"We honor generations of pioneering families who farmed the Madrone Estate by producing distinctive wines from an exceptional place
with deep rooted history." --Tony Stewart
Tony Stewart, Proprietor
Tony is a second-generation wine grower of the Stewart family. A pioneering west coast wine family, the Stewart's have over a half-century of experience farming exceptional vineyards and crafting fine wines. Their philosophy has been to do more with less, with a commitment to low impact viticulture practices and producing wines with a sense of origin.

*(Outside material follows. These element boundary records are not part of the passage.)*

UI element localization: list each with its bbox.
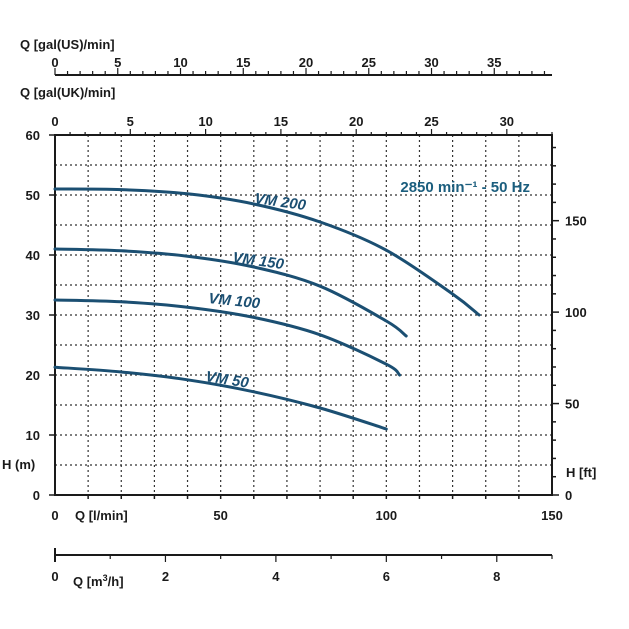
speed-frequency-annotation: 2850 min⁻¹ - 50 Hz bbox=[400, 179, 530, 196]
m3h-axis-label: Q [m3/h] bbox=[73, 573, 124, 589]
m3h-axis-tick-label: 4 bbox=[272, 569, 280, 584]
series-label-vm-100: VM 100 bbox=[208, 290, 262, 312]
us-axis-tick-label: 35 bbox=[487, 55, 501, 70]
curve-vm-150 bbox=[53, 247, 408, 338]
us-axis-tick-label: 30 bbox=[424, 55, 438, 70]
us-axis-tick-label: 5 bbox=[114, 55, 121, 70]
series-label-vm-150: VM 150 bbox=[231, 249, 285, 273]
left-axis-tick-label: 0 bbox=[33, 488, 40, 503]
m3h-axis-tick-label: 8 bbox=[493, 569, 500, 584]
left-axis-tick-label: 10 bbox=[26, 428, 40, 443]
left-axis-tick-label: 30 bbox=[26, 308, 40, 323]
bottom-axis-tick-label: 50 bbox=[213, 508, 227, 523]
right-axis-tick-label: 100 bbox=[565, 305, 587, 320]
uk-axis-tick-label: 0 bbox=[51, 114, 58, 129]
us-axis-tick-label: 25 bbox=[362, 55, 376, 70]
series-label-vm-200: VM 200 bbox=[253, 190, 307, 214]
uk-axis-tick-label: 15 bbox=[274, 114, 288, 129]
curve-vm-100 bbox=[53, 298, 402, 377]
left-axis-tick-label: 40 bbox=[26, 248, 40, 263]
us-axis-tick-label: 20 bbox=[299, 55, 313, 70]
uk-axis-tick-label: 30 bbox=[500, 114, 514, 129]
curve-vm-200 bbox=[53, 187, 481, 317]
uk-axis-label: Q [gal(UK)/min] bbox=[20, 85, 115, 100]
series-label-vm-50: VM 50 bbox=[204, 368, 250, 392]
uk-axis-tick-label: 5 bbox=[127, 114, 134, 129]
bottom-axis-tick-label: 150 bbox=[541, 508, 563, 523]
uk-axis-tick-label: 25 bbox=[424, 114, 438, 129]
right-axis-tick-label: 0 bbox=[565, 488, 572, 503]
m3h-axis-tick-label: 0 bbox=[51, 569, 58, 584]
bottom-axis-label: Q [l/min] bbox=[75, 508, 128, 523]
right-axis-tick-label: 50 bbox=[565, 397, 579, 412]
right-axis-label: H [ft] bbox=[566, 465, 596, 480]
m3h-axis-tick-label: 2 bbox=[162, 569, 169, 584]
us-axis-tick-label: 0 bbox=[51, 55, 58, 70]
us-axis-tick-label: 15 bbox=[236, 55, 250, 70]
us-axis-label: Q [gal(US)/min] bbox=[20, 37, 115, 52]
left-axis-tick-label: 50 bbox=[26, 188, 40, 203]
bottom-axis-tick-label: 100 bbox=[375, 508, 397, 523]
curve-vm-50 bbox=[53, 365, 388, 431]
us-axis-tick-label: 10 bbox=[173, 55, 187, 70]
left-axis-tick-label: 60 bbox=[26, 128, 40, 143]
bottom-axis-tick-label: 0 bbox=[51, 508, 58, 523]
left-axis-label: H (m) bbox=[2, 457, 35, 472]
plot-grid bbox=[55, 135, 552, 495]
uk-axis-tick-label: 10 bbox=[198, 114, 212, 129]
right-axis-tick-label: 150 bbox=[565, 214, 587, 229]
left-axis-tick-label: 20 bbox=[26, 368, 40, 383]
m3h-axis-tick-label: 6 bbox=[383, 569, 390, 584]
uk-axis-tick-label: 20 bbox=[349, 114, 363, 129]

A lover of fine wine and regional food influences, Tony believes the winery experience should focus the consumer on the wines, pairing them with local culinary traditions. His unwavering commitment to quality wines and excellence in customer service is passed on through the entire team.
Kat Doescher, Winemaker
Madrone Estate Winery, Valley of the Moon and Lake Sonoma Winery winemaker, Kat Doescher, graduated with a chemistry degree from California’s Humboldt State University in 1999. Originally interested in environmental sciences, her early career was not spent in the wine industry. Fortunately, a vintner friend eventually inspired her to explore a career in winemaking and she started down that path by securing a wine analyst position at Gallo Winery’s Sonoma facility.
In 2006, Kat joined Lake Sonoma and Valley of the Moon wineries as Enologist, working under former Winemaker, Greg Winter. Kat’s drive, natural affinity for winemaking and deep understanding of the science of fermentation led her into the role of Winemaker. Having spent ten years working with the same portfolio, Kat has developed personal relationships with growers and a thorough understanding of the winery’s grapes.
Chef Sam Badolato
Chef Sam Badolato cooks with style and soul. Growing up in a Sicilian family, the Pittsburgh, PA native creates boldly flavored, deeply satisfying ethnic dishes. He brought his unique style of cooking with an ethnic twist and Italian flair to the Northern California Coast five years ago. His plates have been described as "tear jerking."
Chef Badolato has over 30 years experience in the restaurant hospitality industry. He's taught cooking classes in Amalfi Italy, owned restaurants from pizzerias to formal dining, personal chef services and winemaker dinners, pairing his cuisine with some of the best wines in the world. At his last restaurant, Bado's Cucina, his wood-oven cuisine received numerous culinary awards and recognitions. Some of his earliest culinary experiences were from the back kitchen of his grandmother's home. From that point on he's been traveling throughout Italy and coastal regions of Spain and France,to learn about their different cuisines and styles of cooking. He's attended formal cooking schools in Italy, but his experience in the Italian homes in Calabria provided him the most knowledge of the true Italian meal.
Chef Sam says the most delicious part of an Italian meal is the family brought together around the table eating foods prepared from the heart in a back kitchen very much like his grandmother's.